Il a marqué une empreinte non négligeable dans l’histoire de la mémoire communautaire.

Rappelons que le CRIF est né de la résistance en 1943 avec en son sein quelques fondateurs juifs « étrangers » et regroupe aujourd’hui toutes sortes d’institutions, laïques, religieuses de toutes tendances, des mouvements de jeunes, des rescapés, des sionistes, d’anciens combattants et résistants, des écoles comme des lieux d’enseignement supérieur et de transmission de l’histoire et de la mémoire.

Il s’agit de montrer que la communauté juive, assume sa diversité sans chercher à culpabiliser qui que ce soit.

Dans un contexte mondialisé, avec la présence de diasporas juives noires et africaines et aussi suite à certaines relations conflictuelles de la France avec ses minorités, Roger Cukierman a eu envie de rappeler le passé devant une certaine gêne.

Dans une certaine mesure, le refus de reconnaître une partie de siens s’apparentait à un trouble de la pensée collective.
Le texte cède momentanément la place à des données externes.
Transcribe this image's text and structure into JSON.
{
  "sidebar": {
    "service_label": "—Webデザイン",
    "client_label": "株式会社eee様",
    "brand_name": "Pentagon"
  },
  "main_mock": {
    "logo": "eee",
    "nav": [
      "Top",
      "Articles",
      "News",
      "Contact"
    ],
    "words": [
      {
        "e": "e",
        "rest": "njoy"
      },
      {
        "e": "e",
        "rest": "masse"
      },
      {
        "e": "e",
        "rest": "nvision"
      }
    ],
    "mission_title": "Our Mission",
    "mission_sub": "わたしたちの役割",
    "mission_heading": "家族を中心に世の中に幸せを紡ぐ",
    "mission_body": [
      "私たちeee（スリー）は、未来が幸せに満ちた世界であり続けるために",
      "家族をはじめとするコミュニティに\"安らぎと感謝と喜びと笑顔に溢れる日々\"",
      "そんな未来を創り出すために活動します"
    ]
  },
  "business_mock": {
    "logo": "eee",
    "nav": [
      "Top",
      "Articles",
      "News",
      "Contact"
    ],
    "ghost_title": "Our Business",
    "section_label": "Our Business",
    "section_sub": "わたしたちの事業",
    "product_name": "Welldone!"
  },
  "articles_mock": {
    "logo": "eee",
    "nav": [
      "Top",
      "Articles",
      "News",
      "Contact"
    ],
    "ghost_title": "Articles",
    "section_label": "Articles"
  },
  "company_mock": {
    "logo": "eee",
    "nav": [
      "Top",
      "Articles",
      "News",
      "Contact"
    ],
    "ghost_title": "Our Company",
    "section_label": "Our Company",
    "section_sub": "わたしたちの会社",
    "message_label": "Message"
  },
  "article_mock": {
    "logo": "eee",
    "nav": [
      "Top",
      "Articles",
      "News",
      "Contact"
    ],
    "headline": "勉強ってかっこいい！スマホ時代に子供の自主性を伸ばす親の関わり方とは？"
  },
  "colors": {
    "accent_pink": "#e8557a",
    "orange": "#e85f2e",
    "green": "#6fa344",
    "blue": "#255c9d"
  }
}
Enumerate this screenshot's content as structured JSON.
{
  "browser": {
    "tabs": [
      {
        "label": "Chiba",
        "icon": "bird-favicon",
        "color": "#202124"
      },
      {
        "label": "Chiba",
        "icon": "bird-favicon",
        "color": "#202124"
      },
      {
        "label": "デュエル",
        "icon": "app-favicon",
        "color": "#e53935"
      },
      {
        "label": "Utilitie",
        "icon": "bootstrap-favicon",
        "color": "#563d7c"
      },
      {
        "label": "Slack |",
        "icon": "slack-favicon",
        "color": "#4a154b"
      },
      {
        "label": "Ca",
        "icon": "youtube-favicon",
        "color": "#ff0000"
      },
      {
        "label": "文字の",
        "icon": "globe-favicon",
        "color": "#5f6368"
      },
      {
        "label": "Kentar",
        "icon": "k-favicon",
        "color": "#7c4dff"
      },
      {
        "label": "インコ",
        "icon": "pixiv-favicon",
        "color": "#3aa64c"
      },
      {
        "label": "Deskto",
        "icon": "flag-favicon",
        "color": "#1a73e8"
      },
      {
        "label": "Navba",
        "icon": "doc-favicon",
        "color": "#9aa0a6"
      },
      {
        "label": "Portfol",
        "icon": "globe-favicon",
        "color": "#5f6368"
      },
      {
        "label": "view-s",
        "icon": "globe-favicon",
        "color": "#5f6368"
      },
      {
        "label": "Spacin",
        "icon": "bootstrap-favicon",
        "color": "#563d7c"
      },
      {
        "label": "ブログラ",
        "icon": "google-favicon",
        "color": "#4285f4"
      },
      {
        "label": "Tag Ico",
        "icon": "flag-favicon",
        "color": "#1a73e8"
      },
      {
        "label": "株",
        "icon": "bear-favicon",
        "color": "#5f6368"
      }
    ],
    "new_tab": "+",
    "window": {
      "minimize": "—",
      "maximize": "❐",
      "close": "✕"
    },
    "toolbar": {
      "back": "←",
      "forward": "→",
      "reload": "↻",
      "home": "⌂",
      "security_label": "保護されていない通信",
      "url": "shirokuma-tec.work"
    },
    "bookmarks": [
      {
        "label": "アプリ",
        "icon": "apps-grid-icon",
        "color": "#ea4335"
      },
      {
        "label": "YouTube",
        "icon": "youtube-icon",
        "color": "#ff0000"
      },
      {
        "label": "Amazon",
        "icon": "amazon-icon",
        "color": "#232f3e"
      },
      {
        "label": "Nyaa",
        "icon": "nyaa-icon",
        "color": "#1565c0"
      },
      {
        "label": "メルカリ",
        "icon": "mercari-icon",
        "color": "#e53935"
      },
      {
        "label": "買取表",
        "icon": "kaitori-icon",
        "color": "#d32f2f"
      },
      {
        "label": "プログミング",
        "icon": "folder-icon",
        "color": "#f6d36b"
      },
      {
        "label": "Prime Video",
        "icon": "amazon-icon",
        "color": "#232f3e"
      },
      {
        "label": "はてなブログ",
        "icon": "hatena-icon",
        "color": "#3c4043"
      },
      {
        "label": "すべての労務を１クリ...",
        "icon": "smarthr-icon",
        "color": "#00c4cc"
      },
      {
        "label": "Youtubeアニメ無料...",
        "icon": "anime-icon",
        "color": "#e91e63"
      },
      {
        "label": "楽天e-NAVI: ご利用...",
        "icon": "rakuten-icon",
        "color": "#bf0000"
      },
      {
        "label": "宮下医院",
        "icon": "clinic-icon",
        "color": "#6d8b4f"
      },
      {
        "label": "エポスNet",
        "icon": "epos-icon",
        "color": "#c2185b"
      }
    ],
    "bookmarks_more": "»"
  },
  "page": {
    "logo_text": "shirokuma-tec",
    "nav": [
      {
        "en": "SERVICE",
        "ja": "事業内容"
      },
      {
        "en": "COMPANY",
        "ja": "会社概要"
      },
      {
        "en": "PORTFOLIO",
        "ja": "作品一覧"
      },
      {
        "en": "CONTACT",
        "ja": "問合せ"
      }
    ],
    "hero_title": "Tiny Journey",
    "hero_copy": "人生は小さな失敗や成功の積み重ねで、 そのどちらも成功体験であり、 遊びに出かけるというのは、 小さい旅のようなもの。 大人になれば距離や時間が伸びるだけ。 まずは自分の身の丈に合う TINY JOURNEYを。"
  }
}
Unique en France et en Europe, la présence des juifs noirs au CRIF marque de manière solennelle le rapport à notre histoire commune,
avec l’ambition de promouvoir de nouveaux rapports communautaires comme porteur d’un message universel de solidarité et de fraternité.

Cette présence a pour vocation d’alerter et d’être un point de repère dans la construction d’une conscience collective.

Elle a aussi pour fonction de marquer solennellement le rapport de la diversité juive et d’inscrire ce pan de l’histoire dans le futur de l’histoire juive.